Acredito que esta escolha conservadora e sustentada pela moderação, uma virtude perdida, pareça inaceitável a qualquer radical de sofá dos dias de hoje e cujas causas se medem em ressentimento histórico, fragmentação social, likes e partilhas. No entanto, o tempo como a história têm demonstrado à saciedade as consequências das utopias de papel uma vez realizadas. Da União Soviética à Alemanha Nazi.
E no Irão repressivo, aterrorizador, por onde, há 43 anos, os mulás se passeiam impunemente enquanto submetem, insultam e humilham as mulheres e aprisionam o país e o povo nas trevas. O Irão é o exemplo da escolha entre dois males, escolhido que foi o maior deles. Como é igualmente o exemplo do activismo marxista ocidental levado a cabo em campo e nos media, idiota útil ao serviço do que desconhece. Activismo radical que terá satisfeito, à data, no fim dos anos 70, a União Soviética, os seus agentes, os seus aliados: os clérigos islâmicos radicais e os tradicionalistas.

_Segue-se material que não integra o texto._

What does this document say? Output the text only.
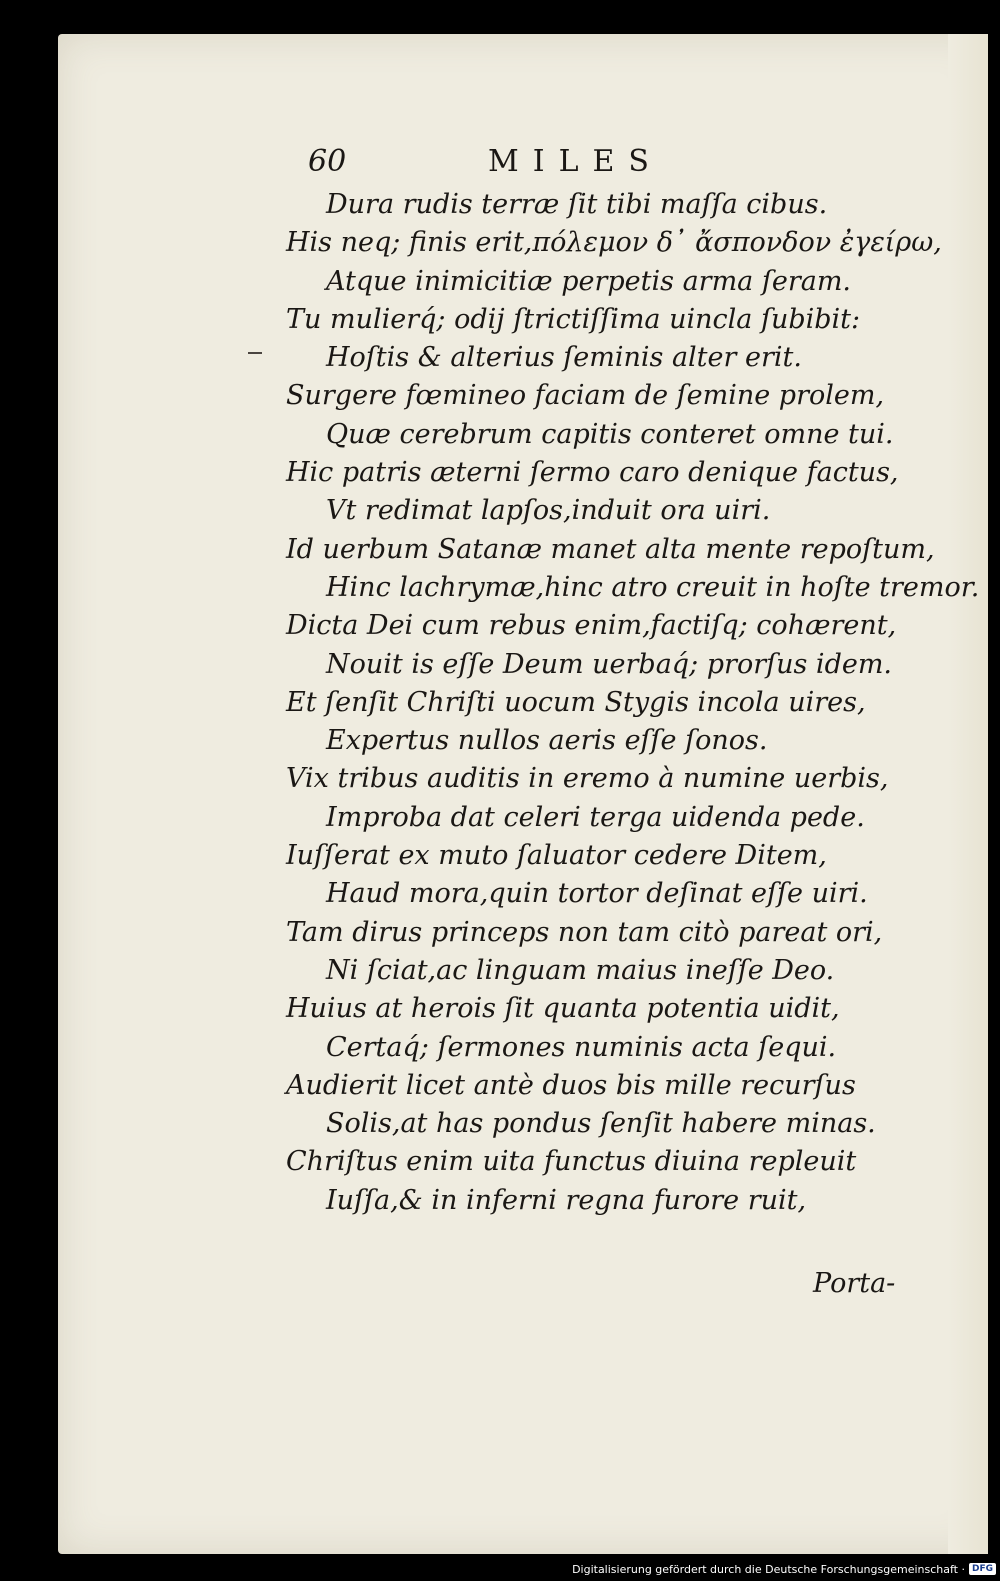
60	MILES
Dura rudis terræ ſit tibi maſſa cibus.
His neq; finis erit,πόλεμον δ᾽ ἄσπονδον ἐγείρω,
Atque inimicitiæ perpetis arma ſeram.
Tu mulierq́; odij ſtrictiſſima uincla ſubibit:
Hoſtis & alterius ſeminis alter erit.
Surgere fœmineo faciam de ſemine prolem,
Quæ cerebrum capitis conteret omne tui.
Hic patris æterni ſermo caro denique factus,
Vt redimat lapſos,induit ora uiri.
Id uerbum Satanæ manet alta mente repoſtum,
Hinc lachrymæ,hinc atro creuit in hoſte tremor.
Dicta Dei cum rebus enim,factiſq; cohærent,
Nouit is eſſe Deum uerbaq́; prorſus idem.
Et ſenſit Chriſti uocum Stygis incola uires,
Expertus nullos aeris eſſe ſonos.
Vix tribus auditis in eremo à numine uerbis,
Improba dat celeri terga uidenda pede.
Iuſſerat ex muto ſaluator cedere Ditem,
Haud mora,quin tortor deſinat eſſe uiri.
Tam dirus princeps non tam citò pareat ori,
Ni ſciat,ac linguam maius ineſſe Deo.
Huius at herois ſit quanta potentia uidit,
Certaq́; ſermones numinis acta ſequi.
Audierit licet antè duos bis mille recurſus
Solis,at has pondus ſenſit habere minas.
Chriſtus enim uita functus diuina repleuit
Iuſſa,& in inferni regna furore ruit,
Porta-
Digitalisierung gefördert durch die Deutsche Forschungsgemeinschaft · DFG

As circunstâncias têm raízes fundas, não podem compadecer-se de estados de alma, da volatilidade das emoções, da desinformação ou qualquer outra forma de manipulação, seja através dos media ou das redes sociais.
Os radicais de sofá de hoje, de Chomsky a R. Waters e discípulos, que repudiam a resposta ucraniana e dos países ocidentais e da NATO à Rússia de Putin, sem a menor empatia pelo sofrimento de um povo, enquanto se condoem, e bem, diante da violência escabrosa que matou Masha Amini e, de acordo com informações da IRH, mais de 57 pessoas nos últimos onze dias, são os mesmos, se não em carne pelo menos em espírito, que colaboraram na entrega do Irão a estes extremistas religiosos que o destruíram. Onde está a capacidade para assumir responsabilidades, aprender com os erros? Onde?
Sabemos todos que cometemos erros de avaliação e que estes nos levam a más decisões e às suas consequências. A redenção está na aprendizagem: mais conhecimento, melhores decisões. Nem por isso assim acontece como, infelizmente, vemos nas tomadas de posição ditas pacifistas no que à Ucrânia diz respeito.
O governo do Xá era corrupto? Sim. Era uma autocracia? Sim. Reza Pahlavi estava numa deriva repressiva? Sim. As assimetrias económicas eram profundas? Sim. A inflação, como o crescimento económico, dispararam? Sim. Fazia parte da arquitectura de segurança ocidental a manutenção do Irão como cliente dos Estados Unidos? Sim. O Irão era o garante de petróleo face ao embargo da OPEC em 73-74? Sim. Era um bastião pró-ocidental no equilíbrio precário do Médio Oriente? Sim. Tudo isto é verdade.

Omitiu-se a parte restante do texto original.